Dr. Pinnock, who led the review, told the commissioners that district-wide support for Panhandle Health totals about $2.5 million and that clinical services receive roughly $661,000 of that support — about 26 percent. He said Bonner County’s total contribution to the district is approximately $514,000, with about $136,000 allocated specifically to clinical services, which Pinnock estimated amounts to roughly $2.50 per county resident for clinical programs.

“There's too much emphasis on infectious and communicable diseases, too much emphasis on vaccinations, too little emphasis on chronic diseases, noncommunicable diseases, and prevention,” Pinnock said, summarizing what he described as the presentation’s central finding and arguing for stronger chronic-disease focus and physician leadership at the operational level.

Pinnock presented utilization data showing roughly 4,200 unique patients district-wide and about 750 unique patients in Bonner County, with about 7,500 total encounters across the district and roughly 1,100 in Bonner. He said the top diagnostic groups seen in clinics were immunizations, family planning/gynecology and mental health, and that the clinic’s payer mix is broader than solely indigent care: only about 9.5 percent of patients use the sliding-scale discount program, he reported.

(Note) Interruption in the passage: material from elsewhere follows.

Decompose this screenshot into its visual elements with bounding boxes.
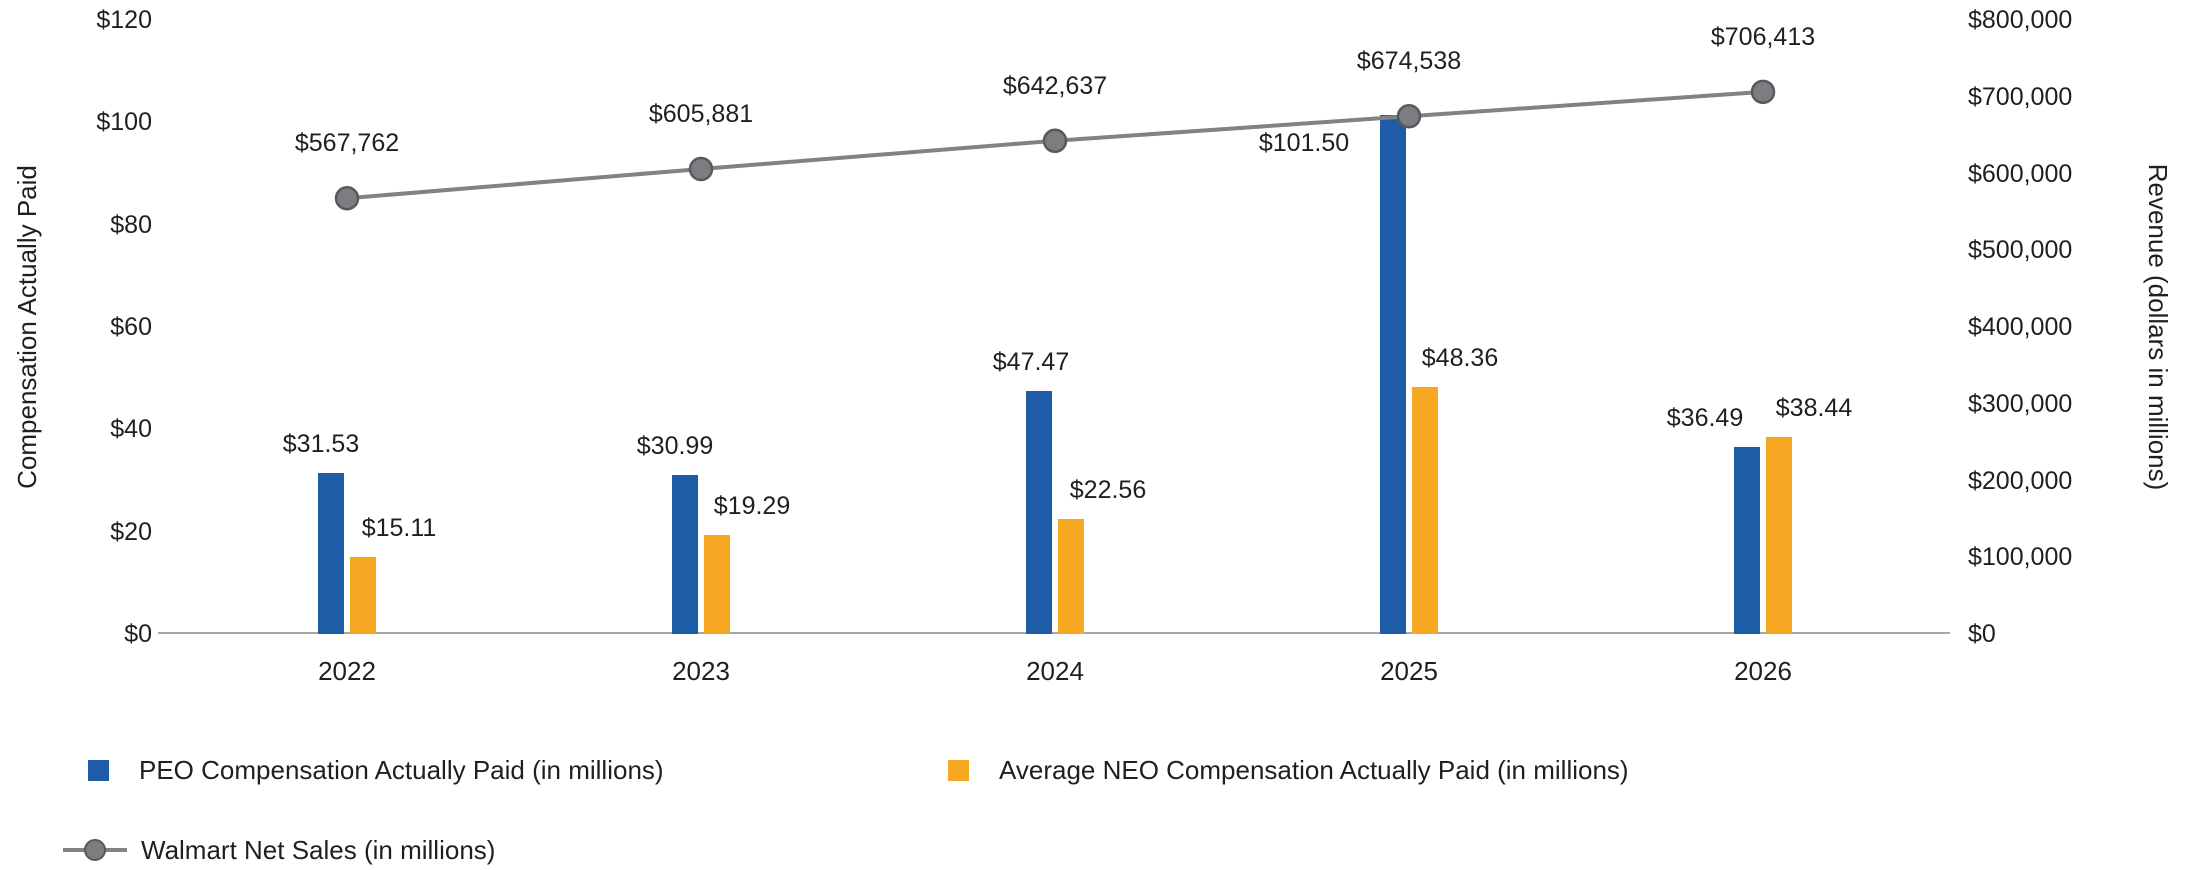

Commissioners pressed whether Panhandle Health’s clinical offerings duplicate services already available through federally qualified health centers (FQHCs) and private providers. One commissioner said the health district appears to serve a wide economic cross-section of patients — not only indigent residents — and questioned whether county tax dollars should underwrite services that some private providers could offer.

“If government has no role in the rendering of clinical services…then my question is, what is the appropriate scope of enterprise for the entity that we call public health?” said Dr. Fletcher, Panhandle Health’s board chair. He urged the board to consider both fiscal and legal constraints before changing clinical programs and said the board had formed a finance subcommittee to produce formal fiscal notes.

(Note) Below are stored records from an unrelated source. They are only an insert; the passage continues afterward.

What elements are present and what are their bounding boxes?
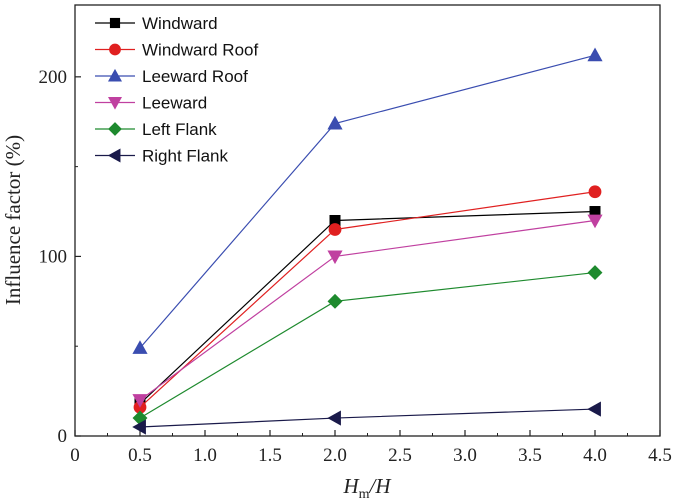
series-windward — [134, 206, 601, 410]
x-axis-title-main: H — [342, 474, 360, 498]
x-axis: 0 0.5 1.0 1.5 2.0 2.5 3.0 3.5 4.0 4.5 — [70, 430, 672, 466]
series-windward-roof — [133, 185, 602, 414]
legend-label: Windward Roof — [142, 41, 258, 60]
series-line — [139, 219, 596, 401]
data-point — [588, 185, 602, 199]
x-tick-label: 4.5 — [648, 445, 672, 466]
legend: Windward Windward Roof Leeward Roof Leeward… — [95, 14, 258, 166]
x-axis-title-rest: /H — [369, 474, 393, 498]
data-point — [327, 250, 343, 265]
data-point — [327, 410, 341, 426]
legend-label: Windward — [142, 14, 218, 33]
x-tick-label: 1.5 — [258, 445, 282, 466]
x-axis-title: Hm/H — [342, 474, 392, 500]
data-point — [132, 340, 148, 354]
legend-marker — [107, 97, 123, 110]
data-point — [327, 115, 343, 130]
series-right-flank — [132, 401, 601, 435]
data-point — [587, 401, 601, 417]
legend-marker — [107, 148, 121, 163]
x-tick-label: 0 — [70, 445, 80, 466]
legend-label: Left Flank — [142, 120, 217, 139]
data-point — [327, 293, 343, 309]
data-point — [132, 419, 146, 435]
x-axis-title-subscript: m — [359, 487, 370, 500]
legend-item: Windward Roof — [95, 41, 258, 60]
series-left-flank — [132, 265, 603, 426]
legend-marker — [108, 122, 122, 136]
x-tick-label: 2.0 — [323, 445, 347, 466]
series-line — [139, 191, 596, 408]
x-tick-label: 3.0 — [453, 445, 477, 466]
data-point — [587, 214, 603, 229]
legend-item: Windward — [95, 14, 218, 33]
series-layer — [132, 47, 603, 435]
legend-item: Leeward Roof — [95, 67, 248, 86]
data-point — [587, 47, 603, 62]
y-axis-title: Influence factor (%) — [1, 135, 25, 305]
x-tick-label: 4.0 — [583, 445, 607, 466]
x-tick-label: 2.5 — [388, 445, 412, 466]
legend-marker — [109, 43, 121, 56]
x-tick-label: 3.5 — [518, 445, 542, 466]
series-leeward — [132, 214, 603, 408]
legend-label: Leeward — [142, 94, 207, 113]
series-line — [139, 408, 596, 428]
data-point — [328, 223, 342, 236]
legend-label: Leeward Roof — [142, 67, 248, 86]
legend-item: Left Flank — [95, 120, 217, 139]
legend-item: Leeward — [95, 94, 207, 113]
data-point — [132, 394, 148, 408]
legend-marker — [109, 17, 121, 29]
y-axis: 0 100 200 — [39, 67, 81, 447]
y-tick-label: 100 — [39, 246, 68, 267]
data-point — [587, 265, 603, 281]
series-leeward-roof — [132, 47, 603, 354]
x-tick-label: 0.5 — [128, 445, 152, 466]
series-line — [139, 210, 596, 405]
legend-marker — [107, 68, 123, 82]
y-tick-label: 200 — [39, 67, 68, 88]
legend-item: Right Flank — [95, 147, 228, 166]
y-tick-label: 0 — [58, 426, 68, 447]
legend-label: Right Flank — [142, 147, 228, 166]
x-tick-label: 1.0 — [193, 445, 217, 466]
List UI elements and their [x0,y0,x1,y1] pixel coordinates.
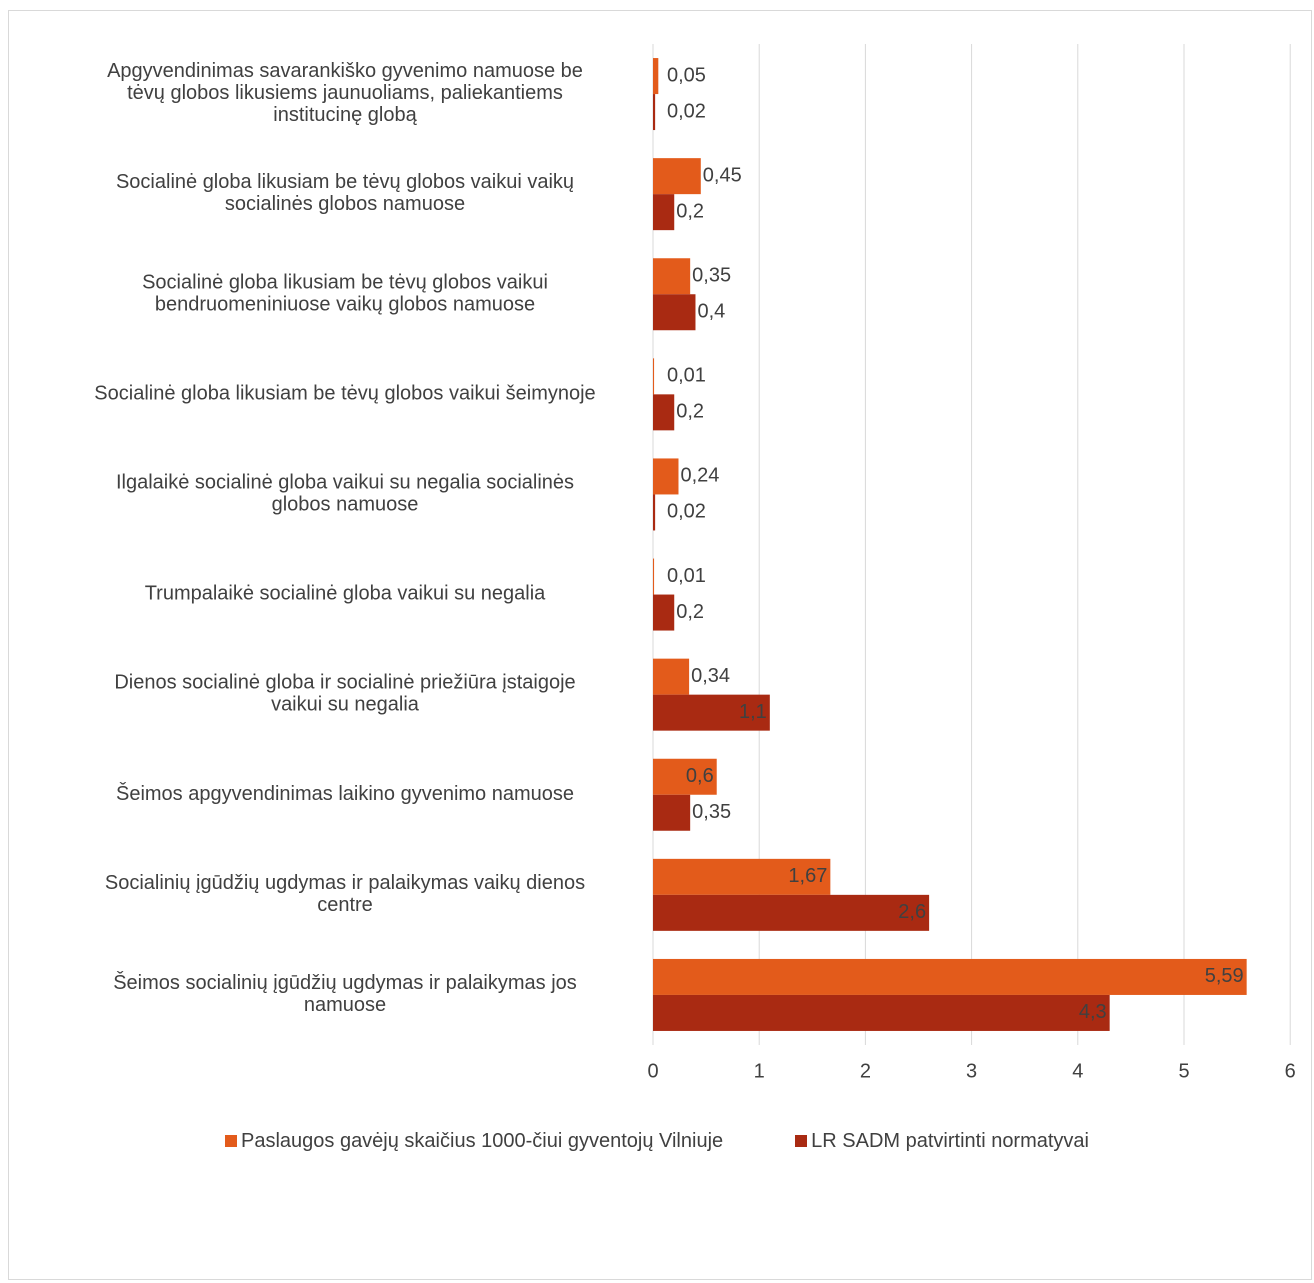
category-label: Socialinė globa likusiam be tėvų globos … [142,272,548,316]
category-label-line: centre [317,894,373,916]
category-label-line: Trumpalaikė socialinė globa vaikui su ne… [145,583,546,605]
bar-sadm [653,894,930,931]
category-label: Dienos socialinė globa ir socialinė prie… [114,672,575,716]
legend-item-vilnius: Paslaugos gavėjų skaičius 1000-čiui gyve… [224,1129,724,1153]
category-label-line: Socialinė globa likusiam be tėvų globos … [142,272,548,294]
category-label-line: tėvų globos likusiems jaunuoliams, palie… [127,82,563,104]
bar-vilnius [653,358,655,395]
legend-label-vilnius: Paslaugos gavėjų skaičius 1000-čiui gyve… [240,1129,724,1152]
bar-vilnius [653,758,717,795]
bars [653,58,1247,1031]
bar-sadm [653,194,675,231]
category-label: Šeimos apgyvendinimas laikino gyvenimo n… [116,782,574,805]
category-labels: Apgyvendinimas savarankiško gyvenimo nam… [94,60,595,1016]
legend-swatch-sadm [795,1135,808,1147]
data-label-sadm: 1,1 [739,701,767,723]
category-label-line: Šeimos socialinių įgūdžių ugdymas ir pal… [113,971,577,994]
data-label-sadm: 0,2 [676,401,704,423]
x-tick-label: 0 [647,1060,658,1082]
category-label: Socialinė globa likusiam be tėvų globos … [94,383,595,405]
category-label-line: bendruomeniniuose vaikų globos namuose [155,294,535,316]
category-label-line: vaikui su negalia [271,694,420,716]
legend-item-sadm: LR SADM patvirtinti normatyvai [795,1130,1089,1153]
bar-vilnius [653,458,679,495]
bar-sadm [653,794,691,831]
bar-sadm [653,494,656,531]
x-tick-label: 6 [1285,1060,1296,1082]
data-label-vilnius: 5,59 [1205,965,1244,987]
data-label-vilnius: 0,05 [667,64,706,86]
bar-vilnius [653,958,1247,995]
category-label: Trumpalaikė socialinė globa vaikui su ne… [145,583,546,605]
category-label-line: Šeimos apgyvendinimas laikino gyvenimo n… [116,782,574,805]
data-label-vilnius: 0,34 [691,665,730,687]
category-label-line: namuose [304,994,386,1016]
bar-vilnius [653,58,659,95]
category-label-line: Ilgalaikė socialinė globa vaikui su nega… [116,472,574,494]
data-labels: 0,05 0,02 0,45 0,2 0,35 0,4 0,01 0,2 0,24 0,02 0,0… [667,64,1244,1023]
data-label-vilnius: 1,67 [788,865,827,887]
data-label-vilnius: 0,24 [680,465,719,487]
bar-sadm [653,294,696,331]
bar-vilnius [653,658,690,695]
legend-swatch-vilnius [224,1135,237,1147]
category-label-line: Apgyvendinimas savarankiško gyvenimo nam… [107,60,583,82]
bar-sadm [653,94,656,131]
category-label: Socialinių įgūdžių ugdymas ir palaikymas… [105,872,585,916]
x-tick-label: 5 [1178,1060,1189,1082]
category-label-line: Socialinių įgūdžių ugdymas ir palaikymas… [105,872,585,894]
legend-label-sadm: LR SADM patvirtinti normatyvai [811,1129,1090,1152]
category-label-line: socialinės globos namuose [225,193,465,215]
category-label: Socialinė globa likusiam be tėvų globos … [116,171,574,215]
data-label-sadm: 4,3 [1079,1001,1107,1023]
category-label-line: globos namuose [272,494,419,516]
category-label-line: Dienos socialinė globa ir socialinė prie… [114,672,575,694]
data-label-sadm: 0,4 [697,301,725,323]
x-tick-label: 2 [860,1060,871,1082]
bar-sadm [653,694,770,731]
data-label-sadm: 0,35 [692,801,731,823]
data-label-vilnius: 0,35 [692,265,731,287]
category-label-line: Socialinė globa likusiam be tėvų globos … [116,171,574,193]
data-label-vilnius: 0,6 [686,765,714,787]
data-label-vilnius: 0,01 [667,565,706,587]
bar-vilnius [653,858,831,895]
x-axis-ticks: 0 1 2 3 4 5 6 [647,1060,1295,1082]
data-label-sadm: 0,2 [676,200,704,222]
data-label-vilnius: 0,45 [703,164,742,186]
bar-vilnius [653,158,701,195]
x-tick-label: 4 [1072,1060,1083,1082]
data-label-sadm: 0,2 [676,601,704,623]
bar-sadm [653,394,675,431]
data-label-vilnius: 0,01 [667,365,706,387]
x-tick-label: 1 [754,1060,765,1082]
category-label-line: institucinę globą [273,104,417,126]
category-label: Šeimos socialinių įgūdžių ugdymas ir pal… [113,971,577,1016]
bar-sadm [653,594,675,631]
data-label-sadm: 0,02 [667,501,706,523]
data-label-sadm: 0,02 [667,100,706,122]
bar-sadm [653,994,1110,1031]
bar-vilnius [653,558,655,595]
bar-vilnius [653,258,691,295]
category-label: Apgyvendinimas savarankiško gyvenimo nam… [107,60,583,126]
category-label: Ilgalaikė socialinė globa vaikui su nega… [116,472,574,516]
x-tick-label: 3 [966,1060,977,1082]
data-label-sadm: 2,6 [898,901,926,923]
category-label-line: Socialinė globa likusiam be tėvų globos … [94,383,595,405]
legend: Paslaugos gavėjų skaičius 1000-čiui gyve… [0,1128,1314,1154]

Other commissioners highlighted Bonner County’s mental-health needs and recent local suicide counts as a reason to prioritize services that are not readily available elsewhere. One commissioner urged Panhandle Health and county leaders to prepare competitive proposals for a state rural-transformation fund so the region can secure infrastructure and telehealth funding if the county wishes to expand mental-health services.

Speaker 6, representing district directors’ discussions with state officials, described the program as roughly $168 million spread over five years and said competitive grant guidance and legislative spending authority are still pending; district staff cautioned that the first rounds of funding are likely to be competitive and that applicants must match the program’s stated priorities.

Pinnock and commissioners agreed on several operational gaps that need better measurement: longitudinal health outcomes (ER visits, hospitalizations and disease-specific metrics), local access and timeliness, and county-by-county variance in service needs. Pinnock said clinic visits and vaccinations have declined from 2015 to 2025 (with an expected COVID spike), and that revenue and cost lines have diverged since about 2022, producing a steady district support requirement.

Commissioners asked for additional county-specific breakdowns and data comparing Panhandle Health’s services with FQHCs and other community providers. They also requested that Panhandle Health share presentation materials and grant criteria and scheduled a follow-up, pre-budget planning session to continue the conversation.

The meeting ended with no formal vote or policy change; commissioners directed staff to coordinate a follow-up meeting and to circulate the materials and grant requirements discussed during the presentation.